Thank you for reviewing!
You may need to run pgindent, it makes some changes.
Attached v4-patch has been updated after running pgindent.
+ * If table is shared, calculate the offset at which to find the the + * first partition of elements + */ + + nsegs = compute_buckets_and_segs(nelem, &nbuckets, hctl->num_partitions, hctl->ssize);
Blank line between the comment and the code.
Removed this.
/* * allocate some new elements and link them into the indicated free list */ -static bool -element_alloc(HTAB *hashp, int nelem, int freelist_idx) +static HASHELEMENT * +element_alloc(HTAB *hashp, int nelem)
Comment needs an update. This function no longer links elements into the free list.
Updated this and few other comments in the attached v4-patch.
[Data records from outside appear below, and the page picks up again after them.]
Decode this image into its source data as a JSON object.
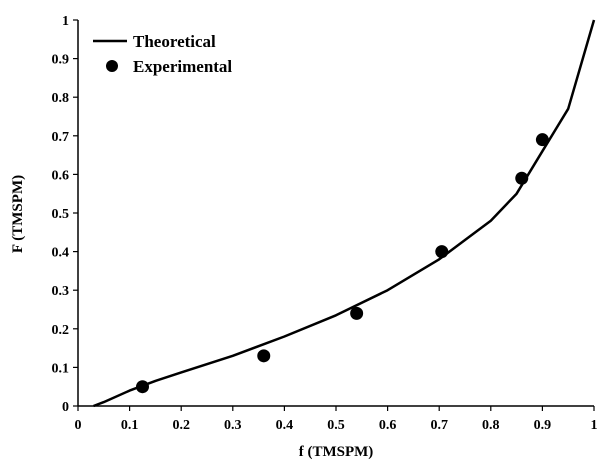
{
  "chart_data": {
    "type": "scatter",
    "xlabel": "f (TMSPM)",
    "ylabel": "F (TMSPM)",
    "xlim": [
      0,
      1
    ],
    "ylim": [
      0,
      1
    ],
    "x_ticks": [
      "0",
      "0.1",
      "0.2",
      "0.3",
      "0.4",
      "0.5",
      "0.6",
      "0.7",
      "0.8",
      "0.9",
      "1"
    ],
    "y_ticks": [
      "0",
      "0.1",
      "0.2",
      "0.3",
      "0.4",
      "0.5",
      "0.6",
      "0.7",
      "0.8",
      "0.9",
      "1"
    ],
    "grid": false,
    "legend_position": "top-left",
    "series": [
      {
        "name": "Theoretical",
        "kind": "line",
        "color": "#000000",
        "x": [
          0.03,
          0.05,
          0.1,
          0.15,
          0.2,
          0.3,
          0.4,
          0.5,
          0.6,
          0.7,
          0.75,
          0.8,
          0.85,
          0.9,
          0.95,
          1.0
        ],
        "y": [
          0.0,
          0.01,
          0.04,
          0.065,
          0.087,
          0.13,
          0.18,
          0.235,
          0.3,
          0.38,
          0.43,
          0.48,
          0.55,
          0.66,
          0.77,
          1.0
        ]
      },
      {
        "name": "Experimental",
        "kind": "scatter",
        "color": "#000000",
        "x": [
          0.125,
          0.36,
          0.54,
          0.705,
          0.86,
          0.9
        ],
        "y": [
          0.05,
          0.13,
          0.24,
          0.4,
          0.59,
          0.69
        ]
      }
    ]
  }
}
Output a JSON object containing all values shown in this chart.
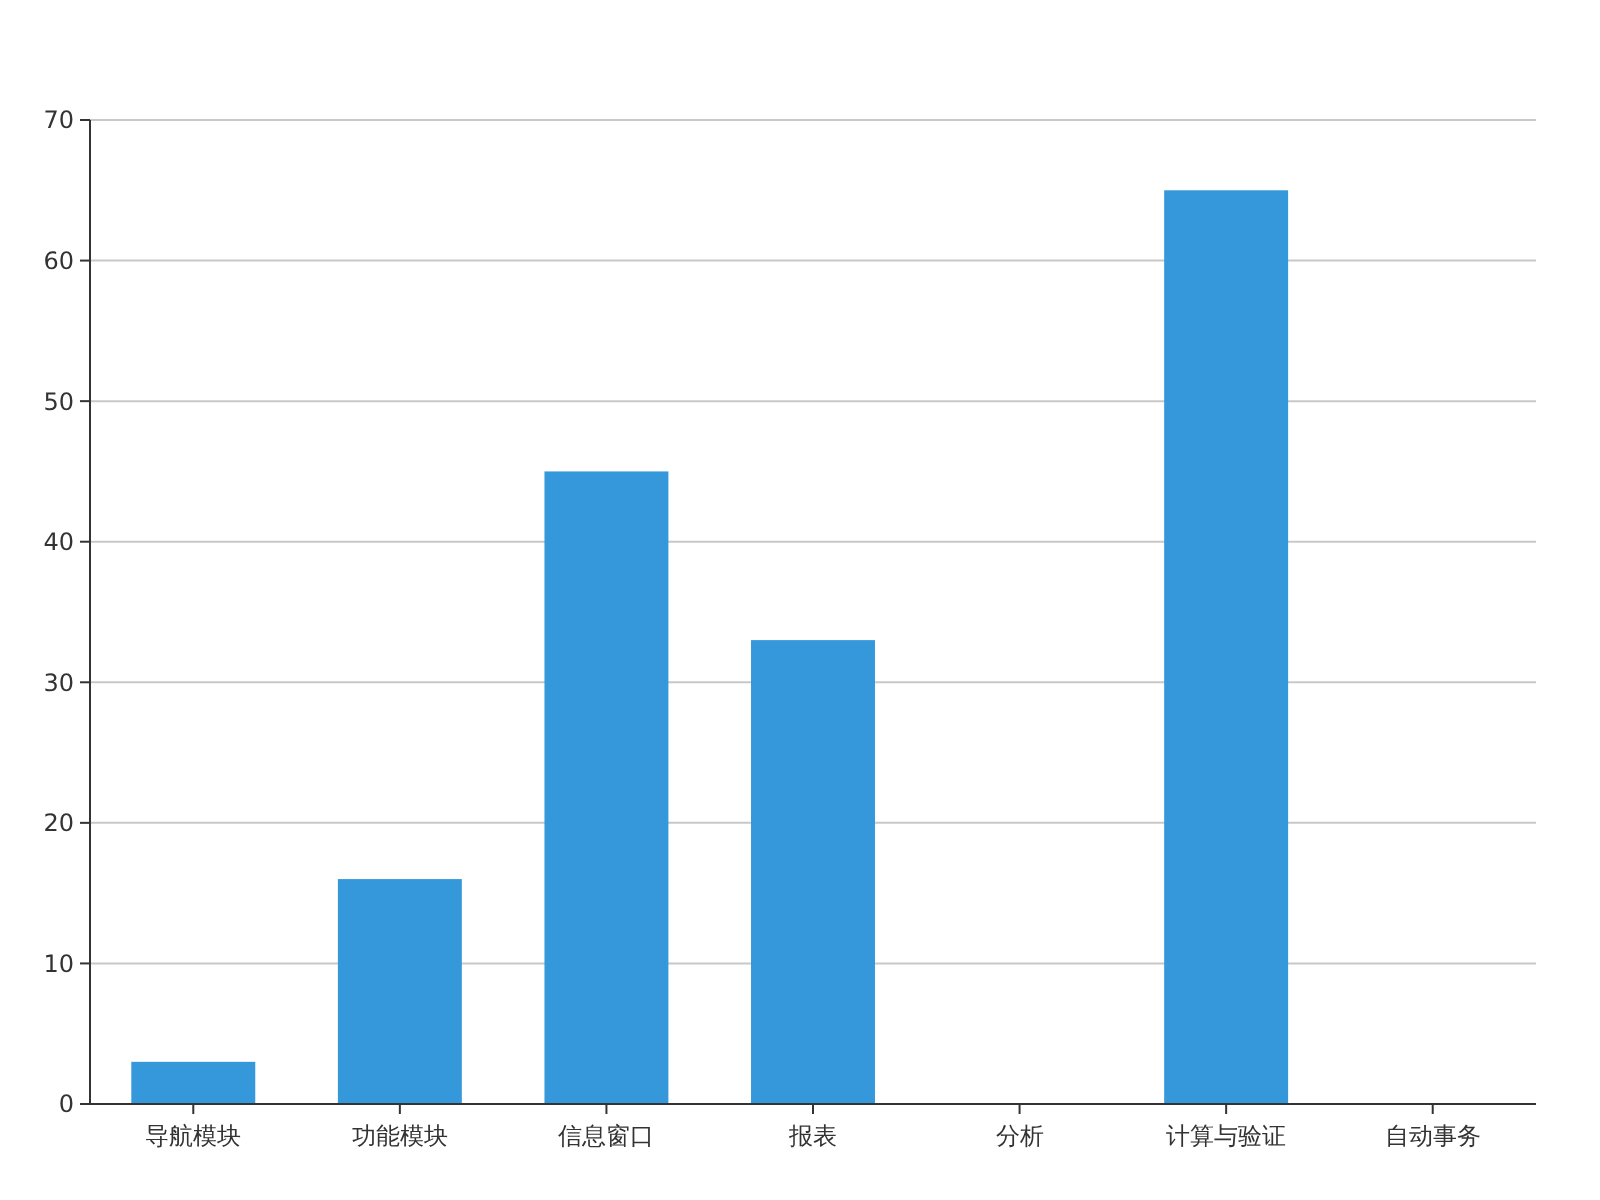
{
  "chart_data": {
    "type": "bar",
    "categories": [
      "导航模块",
      "功能模块",
      "信息窗口",
      "报表",
      "分析",
      "计算与验证",
      "自动事务"
    ],
    "values": [
      3,
      16,
      45,
      33,
      0,
      65,
      0
    ],
    "color": "#3498db",
    "ylim": [
      0,
      70
    ],
    "yticks": [
      0,
      10,
      20,
      30,
      40,
      50,
      60,
      70
    ],
    "grid": "y"
  }
}
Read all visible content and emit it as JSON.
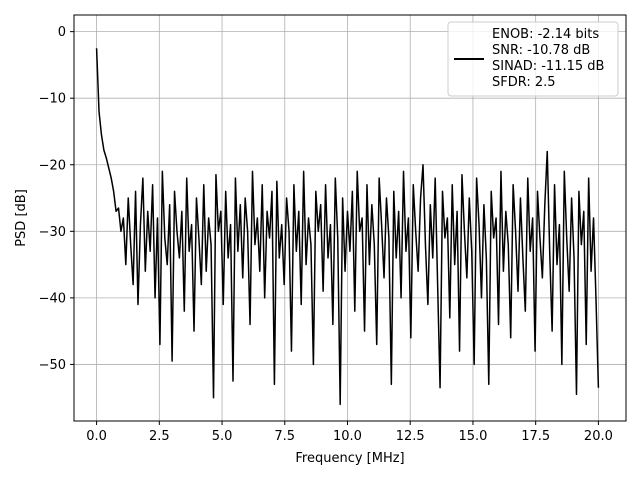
{
  "chart_data": {
    "type": "line",
    "title": "",
    "xlabel": "Frequency [MHz]",
    "ylabel": "PSD [dB]",
    "xlim": [
      -0.9,
      21.1
    ],
    "ylim": [
      -58.5,
      2.5
    ],
    "x_ticks": [
      0.0,
      2.5,
      5.0,
      7.5,
      10.0,
      12.5,
      15.0,
      17.5,
      20.0
    ],
    "x_tick_labels": [
      "0.0",
      "2.5",
      "5.0",
      "7.5",
      "10.0",
      "12.5",
      "15.0",
      "17.5",
      "20.0"
    ],
    "y_ticks": [
      0,
      -10,
      -20,
      -30,
      -40,
      -50
    ],
    "y_tick_labels": [
      "0",
      "−10",
      "−20",
      "−30",
      "−40",
      "−50"
    ],
    "grid": true,
    "legend_position": "top-right",
    "legend_entries": [
      "ENOB: -2.14 bits",
      "SNR: -10.78 dB",
      "SINAD: -11.15 dB",
      "SFDR: 2.5"
    ],
    "line_color": "#000000",
    "series": [
      {
        "x_start": 0.0,
        "x_end": 20.0,
        "values": [
          -2.5,
          -12.0,
          -15.5,
          -17.8,
          -19.0,
          -20.5,
          -22.0,
          -24.0,
          -27.0,
          -26.5,
          -30.0,
          -28.0,
          -35.0,
          -25.0,
          -32.0,
          -38.0,
          -24.0,
          -41.0,
          -29.0,
          -22.0,
          -36.0,
          -27.0,
          -33.0,
          -23.0,
          -40.0,
          -28.0,
          -47.0,
          -21.0,
          -31.0,
          -35.0,
          -26.0,
          -49.5,
          -24.0,
          -30.0,
          -34.0,
          -27.0,
          -42.0,
          -22.0,
          -33.0,
          -29.0,
          -45.0,
          -25.0,
          -31.0,
          -38.0,
          -23.0,
          -36.0,
          -28.0,
          -32.0,
          -55.0,
          -21.5,
          -30.0,
          -27.0,
          -41.0,
          -24.0,
          -34.0,
          -29.0,
          -52.5,
          -22.0,
          -33.0,
          -26.0,
          -37.0,
          -25.0,
          -30.0,
          -44.0,
          -21.0,
          -32.0,
          -28.0,
          -36.0,
          -23.0,
          -40.0,
          -27.0,
          -31.0,
          -24.0,
          -53.0,
          -22.5,
          -34.0,
          -29.0,
          -38.0,
          -25.0,
          -30.0,
          -48.0,
          -23.0,
          -33.0,
          -27.0,
          -41.0,
          -21.0,
          -35.0,
          -28.0,
          -32.0,
          -50.0,
          -24.0,
          -30.0,
          -26.0,
          -39.0,
          -23.0,
          -34.0,
          -29.0,
          -44.0,
          -22.0,
          -31.0,
          -56.0,
          -25.0,
          -36.0,
          -27.0,
          -33.0,
          -24.0,
          -42.0,
          -21.0,
          -30.0,
          -28.0,
          -45.0,
          -23.0,
          -35.0,
          -26.0,
          -32.0,
          -47.0,
          -22.0,
          -29.0,
          -37.0,
          -25.0,
          -31.0,
          -53.0,
          -24.0,
          -34.0,
          -27.0,
          -40.0,
          -21.0,
          -33.0,
          -28.0,
          -46.0,
          -23.0,
          -30.0,
          -36.0,
          -25.0,
          -20.0,
          -32.0,
          -41.0,
          -26.0,
          -34.0,
          -22.0,
          -38.0,
          -53.5,
          -24.0,
          -31.0,
          -28.0,
          -43.0,
          -23.0,
          -35.0,
          -27.0,
          -48.0,
          -21.5,
          -30.0,
          -37.0,
          -25.0,
          -33.0,
          -50.0,
          -22.0,
          -29.0,
          -40.0,
          -26.0,
          -34.0,
          -53.0,
          -24.0,
          -31.0,
          -28.0,
          -44.0,
          -21.0,
          -36.0,
          -27.0,
          -32.0,
          -46.0,
          -23.0,
          -30.0,
          -39.0,
          -25.0,
          -34.0,
          -42.0,
          -22.0,
          -33.0,
          -28.0,
          -48.0,
          -24.0,
          -31.0,
          -37.0,
          -26.0,
          -18.0,
          -33.0,
          -45.0,
          -23.0,
          -35.0,
          -29.0,
          -50.0,
          -21.0,
          -31.0,
          -39.0,
          -25.0,
          -34.0,
          -54.5,
          -24.0,
          -32.0,
          -27.0,
          -47.0,
          -22.0,
          -36.0,
          -28.0,
          -40.0,
          -53.5
        ]
      }
    ]
  }
}
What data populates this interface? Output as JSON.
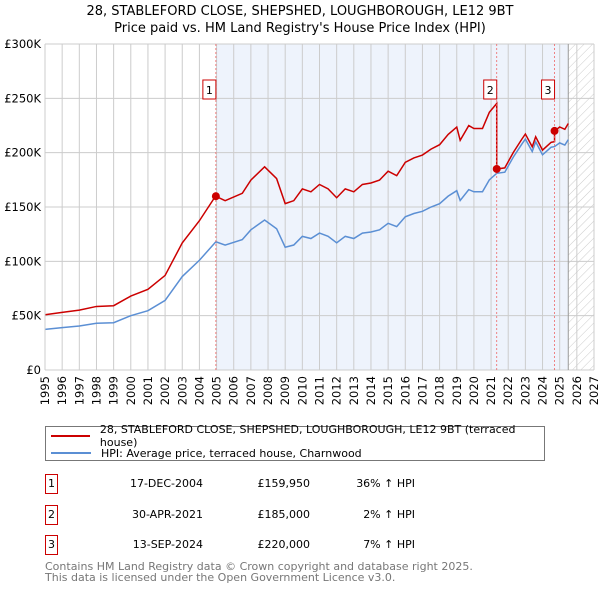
{
  "title": "28, STABLEFORD CLOSE, SHEPSHED, LOUGHBOROUGH, LE12 9BT",
  "subtitle": "Price paid vs. HM Land Registry's House Price Index (HPI)",
  "chart_data": {
    "type": "line",
    "xlim": [
      1995,
      2027
    ],
    "ylim": [
      0,
      300000
    ],
    "yticks": [
      {
        "v": 0,
        "label": "£0"
      },
      {
        "v": 50000,
        "label": "£50K"
      },
      {
        "v": 100000,
        "label": "£100K"
      },
      {
        "v": 150000,
        "label": "£150K"
      },
      {
        "v": 200000,
        "label": "£200K"
      },
      {
        "v": 250000,
        "label": "£250K"
      },
      {
        "v": 300000,
        "label": "£300K"
      }
    ],
    "xticks": [
      "1995",
      "1996",
      "1997",
      "1998",
      "1999",
      "2000",
      "2001",
      "2002",
      "2003",
      "2004",
      "2005",
      "2006",
      "2007",
      "2008",
      "2009",
      "2010",
      "2011",
      "2012",
      "2013",
      "2014",
      "2015",
      "2016",
      "2017",
      "2018",
      "2019",
      "2020",
      "2021",
      "2022",
      "2023",
      "2024",
      "2025",
      "2026",
      "2027"
    ],
    "shaded_from": 2004.96,
    "forecast_from": 2025.5,
    "hpi": {
      "name": "HPI: Average price, terraced house, Charnwood",
      "color": "#5b8fd4",
      "x": [
        1995,
        1996,
        1997,
        1998,
        1999,
        2000,
        2001,
        2002,
        2003,
        2004,
        2004.96,
        2005.5,
        2006.5,
        2007,
        2007.8,
        2008.5,
        2009,
        2009.5,
        2010,
        2010.5,
        2011,
        2011.5,
        2012,
        2012.5,
        2013,
        2013.5,
        2014,
        2014.5,
        2015,
        2015.5,
        2016,
        2016.5,
        2017,
        2017.5,
        2018,
        2018.5,
        2019,
        2019.2,
        2019.7,
        2020,
        2020.5,
        2020.9,
        2021.33,
        2021.8,
        2022.3,
        2022.8,
        2023,
        2023.4,
        2023.6,
        2024,
        2024.5,
        2024.7,
        2025,
        2025.3,
        2025.5
      ],
      "y": [
        37400,
        39000,
        40500,
        43000,
        43500,
        50000,
        54600,
        64000,
        86000,
        101000,
        118000,
        115000,
        120000,
        129000,
        138000,
        130000,
        113000,
        115000,
        123000,
        121000,
        126000,
        123000,
        117000,
        123000,
        121000,
        126000,
        127000,
        129000,
        135000,
        132000,
        141000,
        144000,
        146000,
        150000,
        153000,
        160000,
        165000,
        156000,
        166000,
        164000,
        164000,
        175000,
        181000,
        182000,
        196000,
        208000,
        212500,
        201000,
        210000,
        198000,
        205000,
        205600,
        209000,
        207000,
        212000
      ]
    },
    "property": {
      "name": "28, STABLEFORD CLOSE, SHEPSHED, LOUGHBOROUGH, LE12 9BT (terraced house)",
      "color": "#cc0000",
      "ratios": [
        {
          "from": 1995,
          "r": 1.36
        },
        {
          "from": 2004.96,
          "r": 1.355
        },
        {
          "from": 2021.33,
          "r": 1.022
        },
        {
          "from": 2024.7,
          "r": 1.07
        }
      ]
    },
    "sales": [
      {
        "n": "1",
        "x": 2004.96,
        "date": "17-DEC-2004",
        "price": 159950,
        "price_label": "£159,950",
        "hpi": "36% ↑ HPI"
      },
      {
        "n": "2",
        "x": 2021.33,
        "date": "30-APR-2021",
        "price": 185000,
        "price_label": "£185,000",
        "hpi": "2% ↑ HPI"
      },
      {
        "n": "3",
        "x": 2024.7,
        "date": "13-SEP-2024",
        "price": 220000,
        "price_label": "£220,000",
        "hpi": "7% ↑ HPI"
      }
    ]
  },
  "legend": {
    "property": "28, STABLEFORD CLOSE, SHEPSHED, LOUGHBOROUGH, LE12 9BT (terraced house)",
    "hpi": "HPI: Average price, terraced house, Charnwood"
  },
  "footer": {
    "line1": "Contains HM Land Registry data © Crown copyright and database right 2025.",
    "line2": "This data is licensed under the Open Government Licence v3.0."
  }
}
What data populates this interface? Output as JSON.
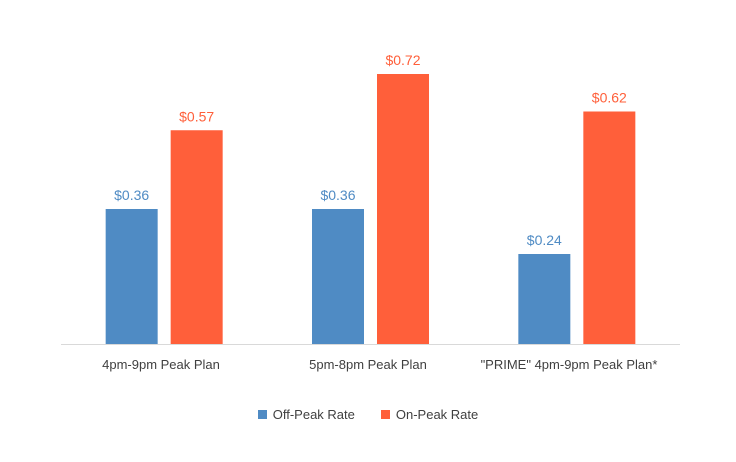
{
  "chart_data": {
    "type": "bar",
    "categories": [
      "4pm-9pm Peak Plan",
      "5pm-8pm Peak Plan",
      "\"PRIME\" 4pm-9pm Peak Plan*"
    ],
    "series": [
      {
        "name": "Off-Peak Rate",
        "values": [
          0.36,
          0.36,
          0.24
        ],
        "labels": [
          "$0.36",
          "$0.36",
          "$0.24"
        ],
        "color": "#4f8bc4"
      },
      {
        "name": "On-Peak Rate",
        "values": [
          0.57,
          0.72,
          0.62
        ],
        "labels": [
          "$0.57",
          "$0.72",
          "$0.62"
        ],
        "color": "#ff5f3a"
      }
    ],
    "ylim": [
      0,
      0.72
    ],
    "grid": false,
    "legend_position": "bottom"
  }
}
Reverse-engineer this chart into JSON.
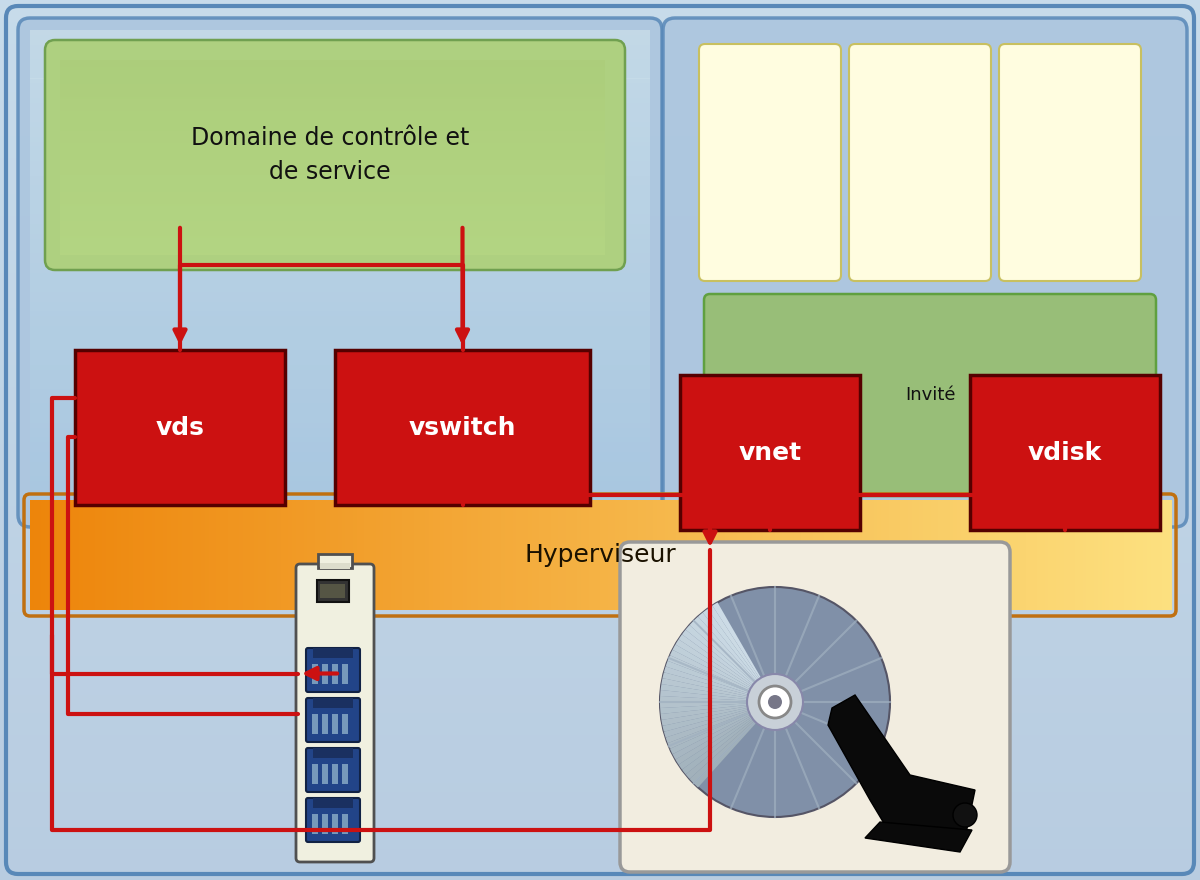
{
  "bg_color": "#c0d4e8",
  "red_color": "#cc1111",
  "arrow_lw": 3.0,
  "ctrl_domain_label": "Domaine de contrôle et\nde service",
  "invite_label": "Invité",
  "hypervisor_label": "Hyperviseur",
  "vds_label": "vds",
  "vswitch_label": "vswitch",
  "vnet_label": "vnet",
  "vdisk_label": "vdisk",
  "outer_fc": "#c8d8ea",
  "outer_ec": "#7099bb",
  "ctrl_fc": "#aac4de",
  "ctrl_ec": "#5888b8",
  "green_lbl_fc": "#aed080",
  "green_lbl_ec": "#70a050",
  "guest_fc": "#aac4de",
  "guest_ec": "#5888b8",
  "cpu_fc": "#fffde0",
  "cpu_ec": "#c8c060",
  "invite_fc": "#98be78",
  "invite_ec": "#60a040",
  "hyp_orange": [
    0.93,
    0.52,
    0.04
  ],
  "hyp_yellow": [
    0.99,
    0.88,
    0.5
  ],
  "hyp_ec": "#c07010",
  "card_fc": "#f0f0e0",
  "card_ec": "#505050",
  "port_fc": "#224488",
  "disc_fc": "#7090b8",
  "disc_bg": "#f2ede0",
  "disc_ec": "#999999"
}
+static int +compute_buckets_and_segs(long nelem, int *nbuckets, long num_partitions, long ssize) +{ ... + /* + * In a partitioned table, nbuckets must be at least equal to + * num_partitions; were it less, keys with apparently different partition + * numbers would map to the same bucket, breaking partition independence. + * (Normally nbuckets will be much bigger; this is just a safety check.) + */ + while ((*nbuckets) < num_partitions) + (*nbuckets) <<= 1;
I have some worries about this function, I am not sure what I said below has real life implications as you already said 'Normally nbuckets will be much bigger; this is just a safety check.'.
1- num_partitions is long and nbuckets is int, so could there be any case where num_partition is bigger than MAX_INT and cause an infinite loop? 2- Although we assume both nbuckets and num_partition initialized as the same type, (*nbuckets) <<= 1 will cause an infinite loop if num_partition is bigger than MAX_TYPE / 2.
So I think that the solution is to confirm that num_partition < MAX_NBUCKETS_TYPE / 2, what do you think?
Your concern is valid. This has been addressed in the existing code by calling next_pow2_int() on num_partitions before running the function. Additionally, I am not adding any new code to the compute_buckets_and_segs function. I am simply moving part of the init_tab() code into a separate function for reuse.
Please find attached the updated and rebased patches.